David Davis: I will campaign in Mike Lynch’s memory to get US-UK extradition treaty abolished
Sir David Davis has said he will campaign to get the US-UK extradition treaty abolished in memory of Mike Lynch.
The MP revealed Mr Lynch contacted him after he had been found not guilty to say ‘we’re going to have to defeat this treaty’.
Speaking on GB News Sir David Davis said: “They were celebrating what they thought would be the end of a long injustice, the 12 year injustice in which Mike was dragged through the courts time and time again when he had to defend his good name.
“When Autonomy was bought, it was actually quoted on the London Stock Exchange. So everybody was involved in the valuation of this, not just Mike. And Mike didn’t put it up for sale.
“In fact, what happened between the purchase of Autonomy and the change of mind, was that a complete change of Management at Hewlett Packard took place, and they threw out the old management and brought in new ones.
“And the new one, I won’t name the individuals, wanted to make their name rebuilding Hewlett Packard.
“So what happened was basically British justice got ensnared in American commercial politics.
“And it’s not for the first time, as this has happened a number of times. There was what was known as the NatWest Five.
“But in each case, when these people are dragged off to America, what happens is they fall under the American plea bargaining system, and in essence, they are threatened. They’re told, if you plead not guilty and you lose, you’ll go to prison for 25 or 30 years in a high security prison, you’ll probably never see your family again, almost never see your family again.
“Or you can plead guilty and will do a deal for two or three years in an open prison, maybe the second half is served back in Britain and so on.
“So most people, faced with this prospect, will give in. And really, really unusually, Mike didn’t. Mike was incredibly brave. He basically said, I’m not going to fold in front of this blackmail, and I’m going to fight it.
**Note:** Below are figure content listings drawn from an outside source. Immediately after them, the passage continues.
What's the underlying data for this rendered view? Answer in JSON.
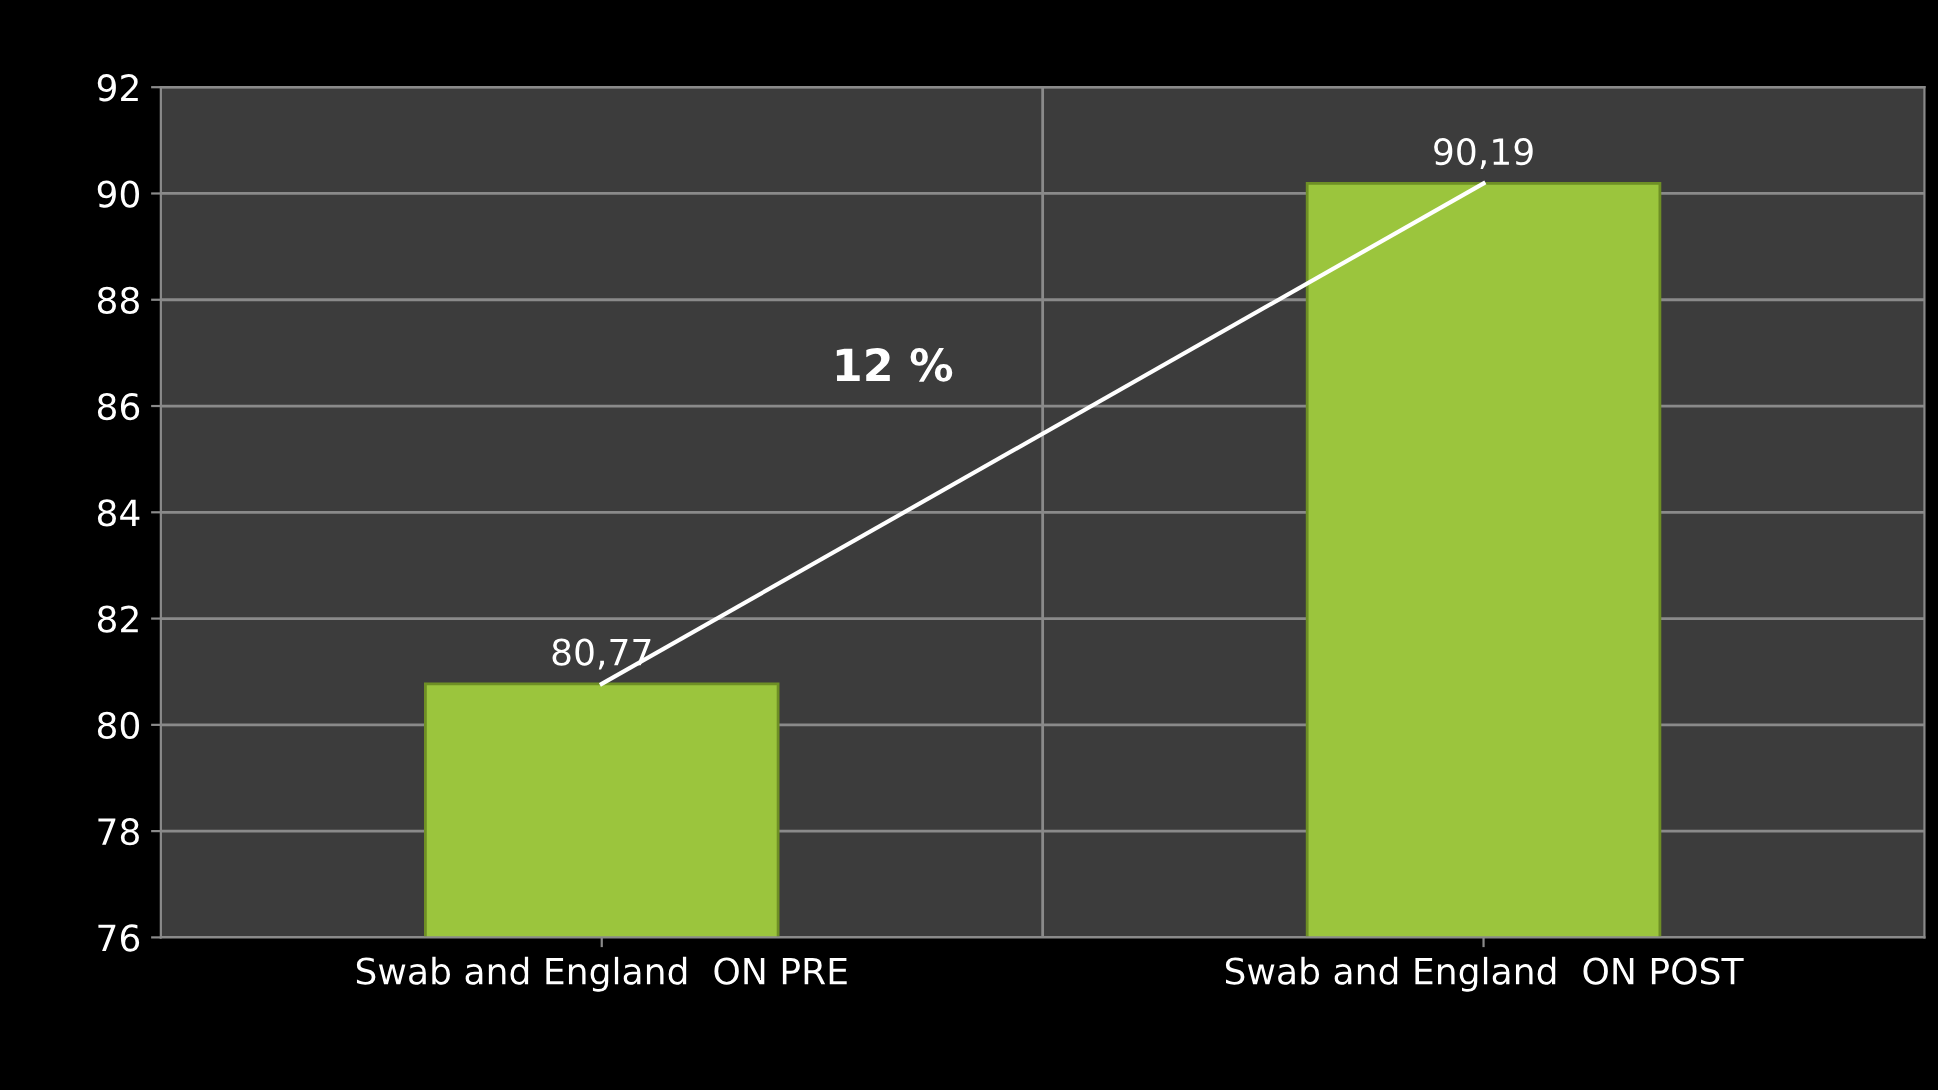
{
  "chart_data": {
    "type": "bar",
    "categories": [
      "Swab and England  ON PRE",
      "Swab and England  ON POST"
    ],
    "series": [
      {
        "color": "#9bc53d",
        "values": [
          80.77,
          90.19
        ],
        "value_labels": [
          "80,77",
          "90,19"
        ]
      },
      {
        "type": "line",
        "color": "#ffffff",
        "values": [
          80.77,
          90.19
        ]
      }
    ],
    "ylim": [
      76,
      92
    ],
    "yticks": [
      76,
      78,
      80,
      82,
      84,
      86,
      88,
      90,
      92
    ],
    "grid": true,
    "marker": "none",
    "annotations": [
      "12 %"
    ]
  }
}
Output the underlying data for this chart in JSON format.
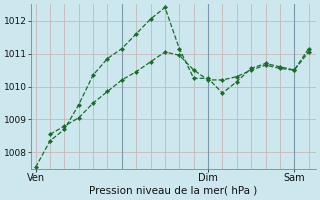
{
  "xlabel": "Pression niveau de la mer( hPa )",
  "background_color": "#cce8ee",
  "plot_bg_color": "#cce8ee",
  "grid_color_h": "#c8b8b8",
  "grid_color_v": "#c8b8b8",
  "line_color": "#1a6b2a",
  "ylim": [
    1007.5,
    1012.5
  ],
  "yticks": [
    1008,
    1009,
    1010,
    1011,
    1012
  ],
  "xlim": [
    -0.3,
    19.5
  ],
  "series1_x": [
    0,
    1,
    2,
    3,
    4,
    5,
    6,
    7,
    8,
    9,
    10,
    11,
    12,
    13,
    14,
    15,
    16,
    17,
    18,
    19
  ],
  "series1_y": [
    1007.55,
    1008.35,
    1008.7,
    1009.45,
    1010.35,
    1010.85,
    1011.15,
    1011.6,
    1012.05,
    1012.4,
    1011.15,
    1010.25,
    1010.25,
    1009.8,
    1010.15,
    1010.55,
    1010.7,
    1010.6,
    1010.5,
    1011.15
  ],
  "series2_x": [
    1,
    2,
    3,
    4,
    5,
    6,
    7,
    8,
    9,
    10,
    11,
    12,
    13,
    14,
    15,
    16,
    17,
    18,
    19
  ],
  "series2_y": [
    1008.55,
    1008.8,
    1009.05,
    1009.5,
    1009.85,
    1010.2,
    1010.45,
    1010.75,
    1011.05,
    1010.95,
    1010.5,
    1010.2,
    1010.2,
    1010.3,
    1010.5,
    1010.65,
    1010.55,
    1010.5,
    1011.05
  ],
  "vline_positions": [
    6,
    12,
    18
  ],
  "xtick_positions": [
    0,
    6,
    12,
    18
  ],
  "xtick_labels": [
    "Ven",
    "Dim",
    "Sam",
    ""
  ],
  "xlabel_fontsize": 7.5,
  "ytick_fontsize": 6.5,
  "xtick_fontsize": 7.0
}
“And only a small percentage, one or two percent of people, who resist American court cases are exonerated. The vast majority are found guilty one way or another.
“And he fought that off, and he was very lucky. He got a good jury, as he said himself, he got a good, honest jury who saw the facts and exonerated it on all counts.
“There wasn’t a halfway measure about it. He was exonerated. This is a terrible thing to put a British citizen through, an absolutely terrible thing, and it doesn’t amount to justice.
“And the reason it was done in the first place back in 2003 remember, this was just after 9/11 and so Blair was trying to be to bend over backwards to be supportive to George Bush, I guess, at the time and and conceded all these arrangements whereby you didn’t have to prove a prima facie case.
“We’ve had hundreds of Brits [extradited], and very, very few of them, I think only about a dozen of them have actually been terrorism cases. The vast majority have been commercial cases of one sort or another, rather like this one.
“And so what’s happened is that British law has become a sort of outbuilding of American commercial policy. The American legal system is very politicised and you have elected district attorneys and things like that.
“But there’s no reason that we have to follow that. We’ve decided to, in these cases, but the French don’t. Plenty of European countries have constitutional rights for their own citizens that protect them.
“In reverse, the Americans have constitutional rights.
“Shouldn’t British citizens have constitutional rights too, like a right to a fair trial, a right to a presumption of innocence?
“The other thing about American court cases is they often start with the so-called perp walk, where the the accused person is dressed up in an orange suit, shackled hand and foot and then walked to the walk to the court so that all the TV cameras can catch them, just to present them as guilty rather than the exact opposite of what we presume in our legal system.
“We need to get a grip of this now. Mike, when he’d won his case, almost the first thing he did was ring me up and say, ‘We’re going to have to defeat this treaty, we’re going to have to overcome this treaty and get it changed but the better.’
“So I view it as a sort of duty of care to his memory really that I’m going to actually maintain that campaign to get it abolished.”